La foule hérissée de micro et encombrée de caméras, ce lundi matin dans les locaux du Monde, disait en elle-même l’aggravation d’une tendance lourde : rien de mieux pour lancer un nouveau média que de faire intervenir une star.
Le Huffington Post a exploité mieux que personne cette ficelle de plus en plus en épaisse. Car les journalistes disposaient lundi matin non d’une star mais de deux : Arianna Huffington et Anne Sinclair, l’une symbolisant la liberté de ton outre-Atlantique, l’autre la télévision d’hier et la dure condition de la femme bafouée. Le célèbre banquier Mathieu Pigasse passait presque pour un anonyme dans cette frénésie médiatique : plus de 200 journalistes, des caméras, partout, des éclairs de flashs et des cris pour obtenir un regard, des bousculades… Une nervosité digne d’une visite d’Obama ou d’une élection présidentielle.
La cause de cette ruée ? Le lancement d’un site de… huit journalistes qui vise l’équilibre en 2014. Même dans sa catégorie des sites éditoriaux où croisent Slate, Rue 89 (désormais propriété du groupe Nouvel Observateur, l’actionnaire de Challenges) ou Mediapart, Le Huffington Post démarre petit. Le décalage décoiffe : un dispositif présidentiel pour un média vagissant… Les média traditionnels les plus prestigieux, radios, presse ou télévisions jusqu’à CNN elle-même, sont venus en rangs serrés assister à la naissance de ce nain du PAF.
Mais voilà, il y a des stars. Les médias dépendent de plus en plus de nos célébrités. Sans personnalité célèbre, pas de reconnaissance, pas de bruit médiatique, pas de couverture des confrères.
Le phénomène se généralise.

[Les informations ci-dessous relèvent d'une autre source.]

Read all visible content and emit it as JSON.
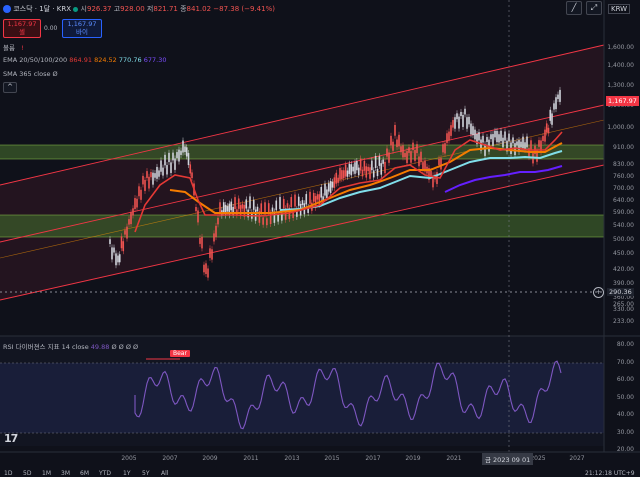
{
  "header": {
    "symbol": "코스닥 · 1달 · KRX",
    "open_label": "시",
    "open": "926.37",
    "high_label": "고",
    "high": "928.00",
    "low_label": "저",
    "low": "821.71",
    "close_label": "종",
    "close": "841.02",
    "change": "−87.38 (−9.41%)",
    "sell_price": "1,167.97",
    "sell_label": "셀",
    "spread": "0.00",
    "buy_price": "1,167.97",
    "buy_label": "바이",
    "currency": "KRW"
  },
  "legend": {
    "volume_label": "볼륨",
    "ema_label": "EMA 20/50/100/200",
    "ema20": "864.91",
    "ema50": "824.52",
    "ema100": "770.76",
    "ema200": "677.30",
    "sma_label": "SMA 365 close",
    "sma_value": "Ø",
    "rsi_label": "RSI 다이버젼스 지표 14 close",
    "rsi_value": "49.88",
    "rsi_extra": "Ø Ø Ø Ø",
    "bear_label": "Bear"
  },
  "price_axis": {
    "labels": [
      "1,600.00",
      "1,400.00",
      "1,300.00",
      "1,100.00",
      "1,000.00",
      "910.00",
      "830.00",
      "760.00",
      "700.00",
      "640.00",
      "590.00",
      "540.00",
      "500.00",
      "450.00",
      "420.00",
      "390.00",
      "360.00",
      "330.00",
      "265.00",
      "233.00"
    ],
    "current_price": "1,167.97",
    "marker_price": "290.36"
  },
  "rsi_axis": {
    "labels": [
      "80.00",
      "70.00",
      "60.00",
      "50.00",
      "40.00",
      "30.00",
      "20.00"
    ]
  },
  "time_axis": {
    "labels": [
      "2005",
      "2007",
      "2009",
      "2011",
      "2013",
      "2015",
      "2017",
      "2019",
      "2021",
      "2025",
      "2027"
    ],
    "cursor_label": "금 2023 09 01"
  },
  "toolbar": {
    "ranges": [
      "1D",
      "5D",
      "1M",
      "3M",
      "6M",
      "YTD",
      "1Y",
      "5Y",
      "All"
    ],
    "clock": "21:12:18 UTC+9"
  },
  "colors": {
    "ema20": "#e53935",
    "ema50": "#f57c00",
    "ema100": "#80deea",
    "ema200": "#651fff",
    "rsi": "#7e57c2",
    "channel": "#f23645",
    "zone": "#4caf50",
    "up": "#d1d4dc",
    "down": "#ef5350"
  },
  "icons": [
    "chart-logo-icon",
    "eye-icon",
    "drawing-pen-icon",
    "fullscreen-icon",
    "collapse-icon",
    "tradingview-logo-icon",
    "price-marker-icon"
  ]
}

On se souvient de Nicolas Sarkozy venu en personne encourager Relaxnews des frères Doncieux en 2004. On se rappelle Christine Ockrent gratifiant d’un discours fleuve et d’un véritable show les journalistes venus assister au lancement du quotidien gratuit Métro en 2002. Un livre récent (La Reine Christine, de Daniel Garcia, JC Gawsewitch) nous rappelle qu’elle toucha en 2007 pour ce rôle la modique somme de 212 000 dollars avant de repartir sous d’autres cieux. Mediapart a bien compris cette mécanique, qui capitalise sans réserve sur l’image d’Edwy Plenel.
Mais voilà, si cette stratégie attire indéniablement les caméras et impose une marque dans l’opinion – c’est déjà beaucoup -, notre média naissant doit ensuite faire la preuve de sa viabilité à long terme. Car les amateurs de stars ne sont pas nécessairement ceux qui s’intéressent le plus au suivi de l’information générale heure par heure que propose le Huffington Post. L'excitation retombée, l’éditorial seul fait alors la différence. La star fait du bruit, aide à mettre en selle, mais ne fait pas le succès. D’ailleurs, Slate, Rue 89, comme le récent Atlantico pour ne citer que les sites en ligne, ont réussi leur décollage sans l’appui omniprésent de stars populaires. Car le lecteur finit toujours par trancher selon son plaisir.
Anne Sinclair semble d’ailleurs jouer le jeu puisqu’elle ne touche pas de salaire et ne sera intéressée que si le lancement réussit. Mais on ne connait pas le détail de l’accord, ni le chiffre d’affaires envisagé. Le HuffPo français est moins avare de stars que de chiffres.